I’m following a YouTube tutorial to scrape cryptocurrency data from CoinGecko using Python. I’ve written the following script based on the tutorial:
import requests
from bs4 import BeautifulSoup
import pandas as pd
headers = {
'User-Agent': 'Mozilla/5.0 (Windows NT 10.0; Win64; x64; rv:87.0) Gecko/20100101 Firefox/87.0',
'Accept': 'text/html,application/xhtml+xml,application/xml;q=0.9,image/webp,*/*;q=0.8',
'Accept-Language': 'en-US,en;q=0.5',
'Connection': 'keep-alive',
'Upgrade-Insecure-Requests': '1',
'Cache-Control': 'max-age=0'
}
base_url = "https://www.coingecko.com/en"
tables = []
for i in range(1, 4):
print('Processing page {0}'.format(i))
params = {
'page': i
}
response = requests.get(base_url, headers=headers, params=params)

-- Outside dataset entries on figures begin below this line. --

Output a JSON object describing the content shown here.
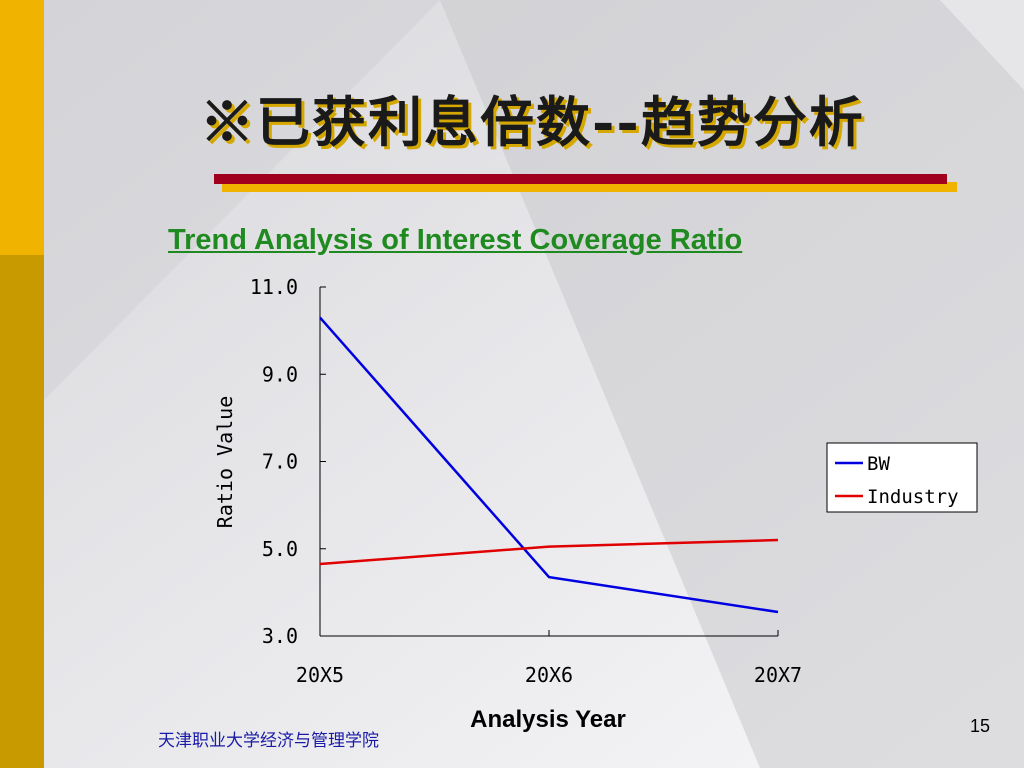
{
  "slide": {
    "title": "※已获利息倍数--趋势分析",
    "footer": "天津职业大学经济与管理学院",
    "page_number": "15"
  },
  "colors": {
    "accent_gold": "#f0b400",
    "accent_dark_gold": "#c89a00",
    "rule_red": "#a0001e",
    "title_green": "#1f8a1f",
    "series_bw": "#0000e0",
    "series_industry": "#e00000"
  },
  "chart_data": {
    "type": "line",
    "title": "Trend Analysis of Interest Coverage Ratio",
    "xlabel": "Analysis Year",
    "ylabel": "Ratio Value",
    "categories": [
      "20X5",
      "20X6",
      "20X7"
    ],
    "ylim": [
      3.0,
      11.0
    ],
    "yticks": [
      "3.0",
      "5.0",
      "7.0",
      "9.0",
      "11.0"
    ],
    "legend_position": "right",
    "grid": false,
    "series": [
      {
        "name": "BW",
        "values": [
          10.3,
          4.35,
          3.55
        ],
        "color": "#0000e0"
      },
      {
        "name": "Industry",
        "values": [
          4.65,
          5.05,
          5.2
        ],
        "color": "#e00000"
      }
    ]
  }
}
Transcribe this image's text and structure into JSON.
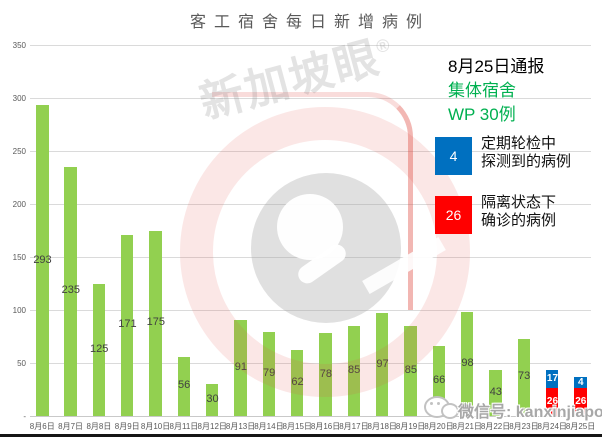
{
  "title": "客工宿舍每日新增病例",
  "legend": {
    "report_title": "8月25日通报",
    "subtitle_line1": "集体宿舍",
    "subtitle_line2": "WP 30例",
    "subtitle_color": "#00B050",
    "items": [
      {
        "value": "4",
        "color": "#0070C0",
        "label_line1": "定期轮检中",
        "label_line2": "探测到的病例"
      },
      {
        "value": "26",
        "color": "#FF0000",
        "label_line1": "隔离状态下",
        "label_line2": "确诊的病例"
      }
    ]
  },
  "watermark": {
    "logo_text": "新加坡眼",
    "registered_mark": "®",
    "wechat_label": "微信号: kanxinjiapo"
  },
  "chart_data": {
    "type": "bar",
    "stacked": true,
    "title": "客工宿舍每日新增病例",
    "xlabel": "",
    "ylabel": "",
    "ylim": [
      0,
      350
    ],
    "ytick_interval": 50,
    "grid": true,
    "colors": {
      "green": "#92D050",
      "blue": "#0070C0",
      "red": "#FF0000"
    },
    "y_axis": {
      "labels": [
        "350",
        "300",
        "250",
        "200",
        "150",
        "100",
        "50",
        "-"
      ],
      "values": [
        350,
        300,
        250,
        200,
        150,
        100,
        50,
        0
      ]
    },
    "categories": [
      "8月6日",
      "8月7日",
      "8月8日",
      "8月9日",
      "8月10日",
      "8月11日",
      "8月12日",
      "8月13日",
      "8月14日",
      "8月15日",
      "8月16日",
      "8月17日",
      "8月18日",
      "8月19日",
      "8月20日",
      "8月21日",
      "8月22日",
      "8月23日",
      "8月24日",
      "8月25日"
    ],
    "series_legend": [
      {
        "name": "定期轮检中探测到的病例",
        "color": "blue"
      },
      {
        "name": "隔离状态下确诊的病例",
        "color": "red"
      },
      {
        "name": "宿舍每日新增病例",
        "color": "green"
      }
    ],
    "bars": [
      {
        "category": "8月6日",
        "segments": [
          {
            "value": 293,
            "color": "green"
          }
        ]
      },
      {
        "category": "8月7日",
        "segments": [
          {
            "value": 235,
            "color": "green"
          }
        ]
      },
      {
        "category": "8月8日",
        "segments": [
          {
            "value": 125,
            "color": "green"
          }
        ]
      },
      {
        "category": "8月9日",
        "segments": [
          {
            "value": 171,
            "color": "green"
          }
        ]
      },
      {
        "category": "8月10日",
        "segments": [
          {
            "value": 175,
            "color": "green"
          }
        ]
      },
      {
        "category": "8月11日",
        "segments": [
          {
            "value": 56,
            "color": "green"
          }
        ]
      },
      {
        "category": "8月12日",
        "segments": [
          {
            "value": 30,
            "color": "green"
          }
        ]
      },
      {
        "category": "8月13日",
        "segments": [
          {
            "value": 91,
            "color": "green"
          }
        ]
      },
      {
        "category": "8月14日",
        "segments": [
          {
            "value": 79,
            "color": "green"
          }
        ]
      },
      {
        "category": "8月15日",
        "segments": [
          {
            "value": 62,
            "color": "green"
          }
        ]
      },
      {
        "category": "8月16日",
        "segments": [
          {
            "value": 78,
            "color": "green"
          }
        ]
      },
      {
        "category": "8月17日",
        "segments": [
          {
            "value": 85,
            "color": "green"
          }
        ]
      },
      {
        "category": "8月18日",
        "segments": [
          {
            "value": 97,
            "color": "green"
          }
        ]
      },
      {
        "category": "8月19日",
        "segments": [
          {
            "value": 85,
            "color": "green"
          }
        ]
      },
      {
        "category": "8月20日",
        "segments": [
          {
            "value": 66,
            "color": "green"
          }
        ]
      },
      {
        "category": "8月21日",
        "segments": [
          {
            "value": 98,
            "color": "green"
          }
        ]
      },
      {
        "category": "8月22日",
        "segments": [
          {
            "value": 43,
            "color": "green"
          }
        ]
      },
      {
        "category": "8月23日",
        "segments": [
          {
            "value": 73,
            "color": "green"
          }
        ]
      },
      {
        "category": "8月24日",
        "segments": [
          {
            "value": 17,
            "color": "blue"
          },
          {
            "value": 26,
            "color": "red"
          }
        ]
      },
      {
        "category": "8月25日",
        "segments": [
          {
            "value": 4,
            "color": "blue"
          },
          {
            "value": 26,
            "color": "red"
          }
        ]
      }
    ]
  }
}
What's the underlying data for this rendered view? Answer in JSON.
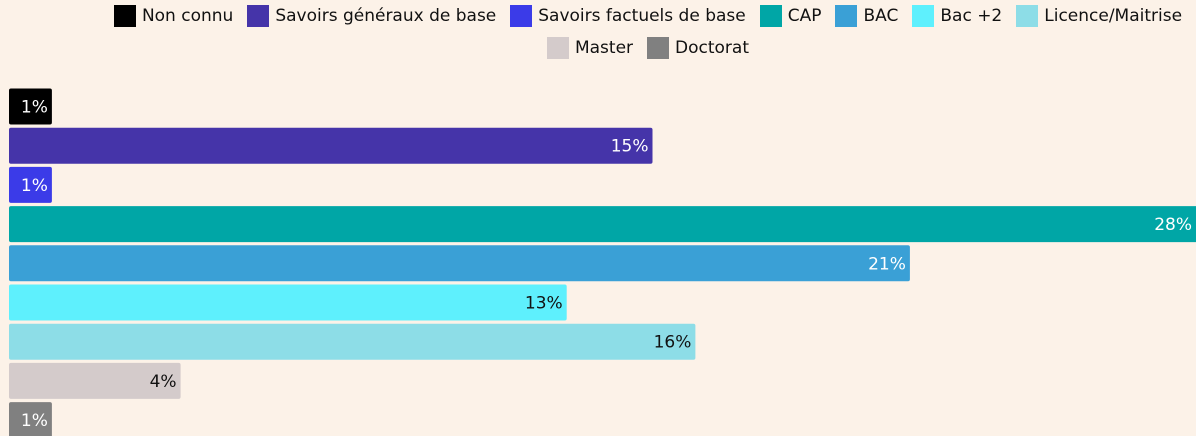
{
  "chart_data": {
    "type": "bar",
    "orientation": "horizontal",
    "categories": [
      "Non connu",
      "Savoirs généraux de base",
      "Savoirs factuels de base",
      "CAP",
      "BAC",
      "Bac +2",
      "Licence/Maitrise",
      "Master",
      "Doctorat"
    ],
    "values": [
      1,
      15,
      1,
      28,
      21,
      13,
      16,
      4,
      1
    ],
    "value_labels": [
      "1%",
      "15%",
      "1%",
      "28%",
      "21%",
      "13%",
      "16%",
      "4%",
      "1%"
    ],
    "colors": [
      "#000000",
      "#4534a9",
      "#3b3be8",
      "#00a6a6",
      "#3aa0d6",
      "#5ef0fd",
      "#8ddde7",
      "#d4cbcb",
      "#808080"
    ],
    "legend": "top"
  }
}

soup = BeautifulSoup(response.content, 'html.parser')
tables.append(pd.read_html(str(soup))[0])
master_table = pd.concat(tables)
master_table = master_table.loc[:, master_table.columns[1:-1]]
master_table.to_csv('Crypto Data Table.csv', index=False)
However, when I run the script, I get the following error:
NameError: name 'HTTPConnectionPool' is not defined
I’ve tried searching for solutions, but I haven’t found anything that addresses this specific issue. Here are a few additional details:
I’m using Python 3.11.5. I’ve installed the necessary packages: requests, beautifulsoup4, and pandas.The error seems to occur when making the requests.get call.
Does anyone know what might be causing this error and how to resolve it? Any help would be greatly appreciated.